Kazakhstan may soon become a hostile country to cryptocurrency mining after the government proposes to increase taxes and electricity prices for miners, with mining equipment such as mining machines taxed.
Permanent Deputy Finance Minister of Kazakhstan Marat Sultangaziyev recently show proposed to the government to increase electricity prices to 335%. If this is accepted, miners will no longer pay the flat rate of $0.0023 per kWh, but instead pay $0.01.
Sultangaziev’s proposal also includes a tax on mining machinery. According to his proposal, cryptocurrency mining devices should be taxed in the same way as slot machines. Slot machines are taxed via graphics cards at every table they operate, regardless of their mode (active or inactive).
Currently, Kazakhstan’s Value Added Tax (VAT) exempts crypto mining equipment. However, Sultangaziyev’s suggestion would suggest that they would also be taxed.
Considering the amount of crypto mining equipment required to successfully mine digital assets and the current tax proposal, Kazakhstan would immediately emerge as a very unattractive option for cryptocurrency miners.
Kazakhstan’s cheap and stable energy supply has made it an attractive target for crypto miners following China’s crackdown last year, citing environmental concerns.
The country is quickly establishing itself as the world’s leading contributor to the bitcoin hashrate. As of last August, it was only behind the United States.
However, political unrest increased earlier this year when allegations of corruption and the rising cost of living in Kazakhstan led the government to shut down the internet, negatively impacting businesses.

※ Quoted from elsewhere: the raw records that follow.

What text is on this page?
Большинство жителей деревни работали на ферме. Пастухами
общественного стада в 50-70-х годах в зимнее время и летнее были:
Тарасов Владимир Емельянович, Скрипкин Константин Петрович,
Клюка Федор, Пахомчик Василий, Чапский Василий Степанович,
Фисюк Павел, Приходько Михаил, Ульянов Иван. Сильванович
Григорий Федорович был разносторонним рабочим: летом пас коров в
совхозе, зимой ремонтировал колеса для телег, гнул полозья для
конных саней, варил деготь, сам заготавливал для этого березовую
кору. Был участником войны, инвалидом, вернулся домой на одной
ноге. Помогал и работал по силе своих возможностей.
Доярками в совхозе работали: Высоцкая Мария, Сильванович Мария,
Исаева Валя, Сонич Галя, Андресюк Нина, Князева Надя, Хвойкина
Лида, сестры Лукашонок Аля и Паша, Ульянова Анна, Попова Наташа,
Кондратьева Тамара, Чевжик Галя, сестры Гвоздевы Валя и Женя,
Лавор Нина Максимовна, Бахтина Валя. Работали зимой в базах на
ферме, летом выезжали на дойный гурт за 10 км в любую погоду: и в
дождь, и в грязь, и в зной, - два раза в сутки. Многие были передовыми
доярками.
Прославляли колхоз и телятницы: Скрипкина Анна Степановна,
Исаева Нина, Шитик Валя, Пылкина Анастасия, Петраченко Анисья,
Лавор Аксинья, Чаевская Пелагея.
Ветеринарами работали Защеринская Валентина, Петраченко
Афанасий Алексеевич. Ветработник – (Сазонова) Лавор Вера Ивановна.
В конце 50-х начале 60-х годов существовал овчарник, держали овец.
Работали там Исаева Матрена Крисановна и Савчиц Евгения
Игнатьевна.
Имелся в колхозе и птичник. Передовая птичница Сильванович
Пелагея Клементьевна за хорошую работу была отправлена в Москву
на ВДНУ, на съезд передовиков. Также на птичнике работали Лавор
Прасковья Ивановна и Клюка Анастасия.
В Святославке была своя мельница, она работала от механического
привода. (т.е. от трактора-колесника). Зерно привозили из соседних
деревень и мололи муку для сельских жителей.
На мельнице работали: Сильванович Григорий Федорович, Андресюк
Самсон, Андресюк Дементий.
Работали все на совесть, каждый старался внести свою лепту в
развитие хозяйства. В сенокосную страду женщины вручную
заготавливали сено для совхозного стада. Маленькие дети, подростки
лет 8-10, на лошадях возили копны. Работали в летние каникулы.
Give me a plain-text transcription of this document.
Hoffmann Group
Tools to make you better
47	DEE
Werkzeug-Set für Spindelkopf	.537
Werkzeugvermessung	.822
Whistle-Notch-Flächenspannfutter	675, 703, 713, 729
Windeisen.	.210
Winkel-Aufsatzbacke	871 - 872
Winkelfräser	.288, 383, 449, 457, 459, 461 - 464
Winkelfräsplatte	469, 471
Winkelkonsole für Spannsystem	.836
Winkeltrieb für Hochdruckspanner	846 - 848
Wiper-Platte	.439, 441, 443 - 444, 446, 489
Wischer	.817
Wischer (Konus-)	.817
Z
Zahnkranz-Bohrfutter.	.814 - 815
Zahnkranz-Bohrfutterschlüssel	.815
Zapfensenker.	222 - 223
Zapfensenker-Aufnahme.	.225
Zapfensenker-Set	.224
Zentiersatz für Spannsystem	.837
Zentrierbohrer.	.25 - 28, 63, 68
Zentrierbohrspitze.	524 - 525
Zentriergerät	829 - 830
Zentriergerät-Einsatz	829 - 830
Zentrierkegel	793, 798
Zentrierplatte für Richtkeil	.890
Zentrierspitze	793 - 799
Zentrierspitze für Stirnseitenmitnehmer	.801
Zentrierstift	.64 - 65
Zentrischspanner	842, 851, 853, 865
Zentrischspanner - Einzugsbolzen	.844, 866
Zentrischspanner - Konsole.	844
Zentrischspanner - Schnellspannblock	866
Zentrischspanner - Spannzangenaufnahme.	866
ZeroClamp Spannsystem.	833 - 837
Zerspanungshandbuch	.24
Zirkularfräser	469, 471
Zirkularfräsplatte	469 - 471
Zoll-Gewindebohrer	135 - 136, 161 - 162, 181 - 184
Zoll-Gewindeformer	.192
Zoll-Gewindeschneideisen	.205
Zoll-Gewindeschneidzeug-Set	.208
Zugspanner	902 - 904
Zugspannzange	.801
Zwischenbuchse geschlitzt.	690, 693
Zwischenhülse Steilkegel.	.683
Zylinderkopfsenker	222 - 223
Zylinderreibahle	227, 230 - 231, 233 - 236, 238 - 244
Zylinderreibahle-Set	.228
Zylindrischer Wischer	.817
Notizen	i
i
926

This action led to a global hashrate drop of more than 10% in a short period of time.
One of the massive bitcoin miners that has moved to Kazakhstan, mining company BIT, noted in January that it would not shut down operations in the region no matter how long the political situation lasted. But with the new proposal, it is uncertain whether they will uphold their previous decision.
Early indications are that 2022 could be the year when the crypto industry will be regulated on a large scale by authorities around the world.
In one report The International Monetary Fund (IMF) has stressed that cryptocurrency regulations need to be consistent around the world so policymakers can better monitor the space.
Authorities in Thailand, India and Singapore have now introduced various forms of crypto tax regulation to accommodate the growth of the industry in their jurisdictions.